Australian shares see-sawed between gains and losses on Monday, with a jump in energy stocks currently lifting the benchmark index, while heavyweight miners and gold companies fell ahead of a production-reporting week from top miners and energy firms.
The S&P/ASX 200 index was up about 0.12% at 7,402.6 points by 2334 GMT, after slipping 1% on Friday.
The energy sub-index led gains as oil prices remained robust on tight supply and worries of a Russian attack on neighbouring Ukraine.
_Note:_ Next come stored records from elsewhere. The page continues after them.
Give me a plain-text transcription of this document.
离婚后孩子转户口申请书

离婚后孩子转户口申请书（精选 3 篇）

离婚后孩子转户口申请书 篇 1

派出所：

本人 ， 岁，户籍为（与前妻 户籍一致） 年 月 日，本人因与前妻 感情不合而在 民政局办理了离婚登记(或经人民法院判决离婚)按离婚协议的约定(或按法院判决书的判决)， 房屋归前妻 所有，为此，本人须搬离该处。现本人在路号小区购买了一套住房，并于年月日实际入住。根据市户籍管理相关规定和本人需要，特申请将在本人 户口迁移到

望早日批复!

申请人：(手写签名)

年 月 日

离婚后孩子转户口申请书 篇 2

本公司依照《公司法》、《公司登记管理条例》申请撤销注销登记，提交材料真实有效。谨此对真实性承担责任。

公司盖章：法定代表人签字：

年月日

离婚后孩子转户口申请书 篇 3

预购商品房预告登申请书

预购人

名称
Australian shares rise on mining, energy boost; Crown Resorts soars
The index rallied up to 1.4%, touching its highest levels since October.
Sector majors Woodside Petroleum and Santos firmed about 1.2% each.
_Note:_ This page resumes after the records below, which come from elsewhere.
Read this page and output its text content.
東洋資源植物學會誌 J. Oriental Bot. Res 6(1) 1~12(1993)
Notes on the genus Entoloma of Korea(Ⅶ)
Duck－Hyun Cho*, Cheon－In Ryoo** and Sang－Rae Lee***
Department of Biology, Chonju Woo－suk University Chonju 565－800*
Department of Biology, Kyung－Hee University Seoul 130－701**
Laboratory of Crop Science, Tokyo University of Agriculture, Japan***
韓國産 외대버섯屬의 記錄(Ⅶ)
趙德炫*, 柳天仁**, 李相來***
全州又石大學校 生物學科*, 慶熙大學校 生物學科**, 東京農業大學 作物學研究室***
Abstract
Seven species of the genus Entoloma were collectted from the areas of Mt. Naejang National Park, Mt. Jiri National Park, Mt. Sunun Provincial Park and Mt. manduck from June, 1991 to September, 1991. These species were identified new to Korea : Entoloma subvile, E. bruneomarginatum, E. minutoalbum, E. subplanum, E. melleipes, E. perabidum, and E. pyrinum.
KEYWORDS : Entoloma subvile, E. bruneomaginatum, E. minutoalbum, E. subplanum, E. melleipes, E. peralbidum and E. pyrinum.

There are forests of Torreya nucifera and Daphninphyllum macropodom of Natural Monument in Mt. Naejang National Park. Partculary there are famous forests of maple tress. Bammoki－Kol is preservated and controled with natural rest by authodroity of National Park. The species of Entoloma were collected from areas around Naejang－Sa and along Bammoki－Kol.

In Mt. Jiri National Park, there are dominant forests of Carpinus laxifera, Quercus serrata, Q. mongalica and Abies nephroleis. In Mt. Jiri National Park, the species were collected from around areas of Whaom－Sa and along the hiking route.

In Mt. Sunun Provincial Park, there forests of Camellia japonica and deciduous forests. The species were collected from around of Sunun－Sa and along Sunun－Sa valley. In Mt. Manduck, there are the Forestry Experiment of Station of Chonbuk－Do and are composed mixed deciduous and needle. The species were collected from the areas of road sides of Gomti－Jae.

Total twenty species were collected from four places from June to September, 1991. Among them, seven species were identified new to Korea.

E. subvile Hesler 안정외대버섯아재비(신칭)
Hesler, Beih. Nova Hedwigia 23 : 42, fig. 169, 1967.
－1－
Offering support to the benchmark, tech stocks - tracking their Wall Street peers - were up 0.5%, with software firm WiseTech Global gaining up to 2.5%.
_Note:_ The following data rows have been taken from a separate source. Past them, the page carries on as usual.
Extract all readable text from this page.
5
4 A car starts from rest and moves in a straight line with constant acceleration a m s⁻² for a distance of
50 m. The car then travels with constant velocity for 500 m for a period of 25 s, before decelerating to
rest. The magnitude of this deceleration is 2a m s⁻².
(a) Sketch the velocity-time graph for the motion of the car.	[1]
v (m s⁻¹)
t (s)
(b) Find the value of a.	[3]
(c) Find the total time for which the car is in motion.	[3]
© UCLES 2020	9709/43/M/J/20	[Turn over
However, the mining sub-index weighed on markets, falling 0.2% on weak iron ore prices.
Fortescue Metals slid 1.4%, the most among Australia's big miners. Rio Tinto fell 0.8%, while BHP Group was largely flat.
Investors now await quarterly production numbers from miners like Rio Tinto, BHP Group and oil majors like Woodside Petroleum during the week.
Separately, BHP said on Monday it would buy battery electric trains to deliver iron ore from its mines to ports in Western Australia, joining Rio Tinto and Fortescue that made similar purchases last week.
Gold stocks fell 0.8%, pressured by lower gold prices. Evolution Mining was down about 1.5%, while the sector heavyweight Newcrest Mining dropped 0.4%.
Among other individual shares, Australian retail conglomerate Wesfarmers rose as much as 1.8% even after it warned of a lower first-half net profit after tax due to coronavirus-induced restrictions.
New Zealand's benchmark S&P/NZX 50 index fell marginally by 0.05% to 12,783.53 points, deepening its losses from Friday.